The Woman in the Reflection
As I step out of the shower, I’m taken aback by the figure looking back at me. Normally, the mirror showcases a tiny person, just about 3 feet tall, waving snacks in my direction while I try to dry off on the cool tiles. But today, this reflection is something else entirely. The mirror’s a bit foggy, but my reflection is crystal clear. Who is that? Here I am, just three weeks shy of my 39th birthday, and all I can think is—who was the genius that said “39 is the new 29”? I’m betting it was some guy in his late 70s. For sure.
I clearly remember being 29. Back then, my body didn’t look like it was in a heated debate with itself. My breasts didn’t require shifting to apply deodorant. With a deep breath, I lean in closer to the mirror and wipe away the steam. Hold up—what’s this? Hair on my face? Why do I suddenly need to pluck my facial hair? Sometimes I wish I were a chicken. Yes, a chicken. They stay smooth after losing their feathers, right? I’ll have to look that up later. Maybe I should jot it down on a Post-It. Ugh, I really need to keep some of those in the bathroom. I’ll just write it on toilet paper with my mascara.
Okay, let’s count. One, two, three…five chin hairs. Great, I might wake up tomorrow looking like a hermit. “In sickness and in health”? How about when your wife wakes up with a full beard for no good reason? Seriously, one of these hairs is jet black, which makes no sense at all. I guess I’ll just pluck them and move on. And what is this? Grey hair? I swear I went to bed as a blonde and now I’m sporting gray? Seriously, I can’t even.
And these lines! I pull my face back, let it go, pull it again, and let it go. I’m Irish, for crying out loud! I grew up slathering on sunscreen like I was a walking buttered roll. I was the palest kid around, and somehow I’ve got wrinkles? Must be all that smiling. Why was I so happy? What’s with the laughter? Stop it—more lines are forming!

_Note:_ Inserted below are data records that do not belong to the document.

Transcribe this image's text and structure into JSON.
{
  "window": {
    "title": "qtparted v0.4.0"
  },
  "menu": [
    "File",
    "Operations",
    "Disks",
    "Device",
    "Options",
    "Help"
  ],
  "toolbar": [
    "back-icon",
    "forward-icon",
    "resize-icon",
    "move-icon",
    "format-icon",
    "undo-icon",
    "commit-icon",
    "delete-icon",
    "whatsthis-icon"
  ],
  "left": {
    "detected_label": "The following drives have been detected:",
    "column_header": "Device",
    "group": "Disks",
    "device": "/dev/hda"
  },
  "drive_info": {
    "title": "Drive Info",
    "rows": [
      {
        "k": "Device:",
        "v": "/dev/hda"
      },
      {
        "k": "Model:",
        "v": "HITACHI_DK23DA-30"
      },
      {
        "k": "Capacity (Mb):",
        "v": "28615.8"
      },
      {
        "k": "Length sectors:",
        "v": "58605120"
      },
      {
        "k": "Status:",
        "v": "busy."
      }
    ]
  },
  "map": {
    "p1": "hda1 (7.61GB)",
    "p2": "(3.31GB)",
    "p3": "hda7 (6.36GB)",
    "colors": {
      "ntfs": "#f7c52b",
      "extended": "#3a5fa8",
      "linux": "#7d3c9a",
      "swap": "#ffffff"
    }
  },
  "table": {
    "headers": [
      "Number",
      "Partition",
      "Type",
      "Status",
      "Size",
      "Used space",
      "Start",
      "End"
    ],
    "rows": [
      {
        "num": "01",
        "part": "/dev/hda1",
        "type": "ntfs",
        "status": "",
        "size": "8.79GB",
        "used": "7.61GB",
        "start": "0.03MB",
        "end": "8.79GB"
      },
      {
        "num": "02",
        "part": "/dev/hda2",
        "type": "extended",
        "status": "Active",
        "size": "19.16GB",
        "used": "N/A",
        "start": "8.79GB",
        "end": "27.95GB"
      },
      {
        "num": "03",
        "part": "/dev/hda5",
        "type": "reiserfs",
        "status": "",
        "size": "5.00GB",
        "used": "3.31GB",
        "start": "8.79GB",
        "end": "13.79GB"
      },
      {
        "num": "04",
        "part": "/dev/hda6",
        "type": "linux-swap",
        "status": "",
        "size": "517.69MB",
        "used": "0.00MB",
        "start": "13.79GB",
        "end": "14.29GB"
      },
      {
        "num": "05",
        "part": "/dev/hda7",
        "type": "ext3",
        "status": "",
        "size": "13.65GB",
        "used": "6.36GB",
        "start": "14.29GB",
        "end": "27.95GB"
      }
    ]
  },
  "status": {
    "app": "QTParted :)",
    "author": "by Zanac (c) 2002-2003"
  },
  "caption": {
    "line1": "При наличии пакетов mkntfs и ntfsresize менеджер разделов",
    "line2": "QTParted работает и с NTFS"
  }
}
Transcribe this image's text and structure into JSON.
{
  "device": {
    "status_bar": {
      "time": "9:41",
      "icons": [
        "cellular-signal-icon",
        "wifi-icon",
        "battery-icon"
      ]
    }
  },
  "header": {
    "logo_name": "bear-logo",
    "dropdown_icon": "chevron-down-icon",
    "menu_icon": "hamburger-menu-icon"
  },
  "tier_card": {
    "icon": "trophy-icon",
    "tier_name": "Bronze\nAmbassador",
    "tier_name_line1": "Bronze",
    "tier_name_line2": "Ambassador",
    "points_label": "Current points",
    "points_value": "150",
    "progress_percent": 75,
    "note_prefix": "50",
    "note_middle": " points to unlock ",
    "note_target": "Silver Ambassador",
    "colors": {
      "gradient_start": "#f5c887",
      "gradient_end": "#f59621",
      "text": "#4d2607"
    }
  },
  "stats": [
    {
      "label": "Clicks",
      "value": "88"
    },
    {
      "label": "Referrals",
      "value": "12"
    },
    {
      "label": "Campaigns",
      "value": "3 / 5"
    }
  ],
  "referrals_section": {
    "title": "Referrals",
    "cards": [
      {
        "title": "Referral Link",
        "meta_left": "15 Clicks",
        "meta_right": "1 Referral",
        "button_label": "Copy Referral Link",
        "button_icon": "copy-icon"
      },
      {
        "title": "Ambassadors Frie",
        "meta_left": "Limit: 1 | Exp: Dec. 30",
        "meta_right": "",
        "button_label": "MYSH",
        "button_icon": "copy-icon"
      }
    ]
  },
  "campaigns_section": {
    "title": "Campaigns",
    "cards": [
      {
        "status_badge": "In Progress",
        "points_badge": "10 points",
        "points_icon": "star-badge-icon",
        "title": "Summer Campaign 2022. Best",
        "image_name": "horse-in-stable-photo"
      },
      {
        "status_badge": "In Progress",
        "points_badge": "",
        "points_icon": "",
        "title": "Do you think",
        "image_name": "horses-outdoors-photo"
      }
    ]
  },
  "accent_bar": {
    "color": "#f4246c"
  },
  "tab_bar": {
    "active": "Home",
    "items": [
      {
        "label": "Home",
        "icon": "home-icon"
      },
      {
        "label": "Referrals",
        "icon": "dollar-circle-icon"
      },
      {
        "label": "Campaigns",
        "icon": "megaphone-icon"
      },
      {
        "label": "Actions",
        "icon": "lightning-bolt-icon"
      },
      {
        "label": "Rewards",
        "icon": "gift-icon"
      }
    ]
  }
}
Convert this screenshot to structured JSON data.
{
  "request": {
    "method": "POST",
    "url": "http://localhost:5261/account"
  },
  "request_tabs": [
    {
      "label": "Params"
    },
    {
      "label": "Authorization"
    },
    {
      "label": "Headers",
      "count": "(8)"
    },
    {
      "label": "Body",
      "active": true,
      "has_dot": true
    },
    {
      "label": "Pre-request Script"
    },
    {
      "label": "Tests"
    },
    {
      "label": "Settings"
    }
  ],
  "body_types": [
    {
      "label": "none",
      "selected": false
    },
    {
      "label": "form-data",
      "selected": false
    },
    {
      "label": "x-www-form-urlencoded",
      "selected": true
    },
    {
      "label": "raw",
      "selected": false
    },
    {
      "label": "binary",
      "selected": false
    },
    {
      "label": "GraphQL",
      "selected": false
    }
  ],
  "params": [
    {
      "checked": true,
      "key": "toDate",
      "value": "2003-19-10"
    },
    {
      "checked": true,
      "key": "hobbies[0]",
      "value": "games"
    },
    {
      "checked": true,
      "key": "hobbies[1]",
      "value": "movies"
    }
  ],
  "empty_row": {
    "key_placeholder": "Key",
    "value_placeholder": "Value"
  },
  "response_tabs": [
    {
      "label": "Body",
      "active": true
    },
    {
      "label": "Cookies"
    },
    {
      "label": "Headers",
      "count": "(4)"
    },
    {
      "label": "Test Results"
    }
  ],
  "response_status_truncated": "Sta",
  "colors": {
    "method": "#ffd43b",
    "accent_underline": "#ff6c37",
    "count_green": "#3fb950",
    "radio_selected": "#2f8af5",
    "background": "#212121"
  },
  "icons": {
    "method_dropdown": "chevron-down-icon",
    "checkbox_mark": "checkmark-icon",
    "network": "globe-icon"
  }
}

Oh, and then I glance at my stomach and the giggles stop. What happened there? Oh right, two babies—8 lbs. 6 oz. and 8 lbs. 10 oz. Totally worth it. But seriously, what kind of swimsuit can I wear this summer? My options are either one that barely covers anything or a dancing bear costume. Who designs these things? Definitely men in their 70s. I know they say to wear what you’re comfortable in, but these new suits that look like permanent wedgies? Not comfy at all. I should research swimsuits for near-40 moms. Bet the dancing bear suit will pop up.
Ugh, I’m so exhausted. Why am I so tired?
“Mom?”
“Yeah?”
“Are you almost done in there? We want a snack and need help with a 600-piece puzzle. Oh, and we kinda overflowed the sink in the kitchen. The dog is lying in the water.”
Right. Time to face the day. I do love my eyes; they’ve witnessed the births of my children and all the joys of life. So what if I don’t look 29? Thirty-nine is going to be fabulous! It will be filled with new adventures.
“Mommy, look! We drew a rainbow on the wall with our new markers.”
“Mommy sees that, sweetie. I’m looking right at it.” Ugh.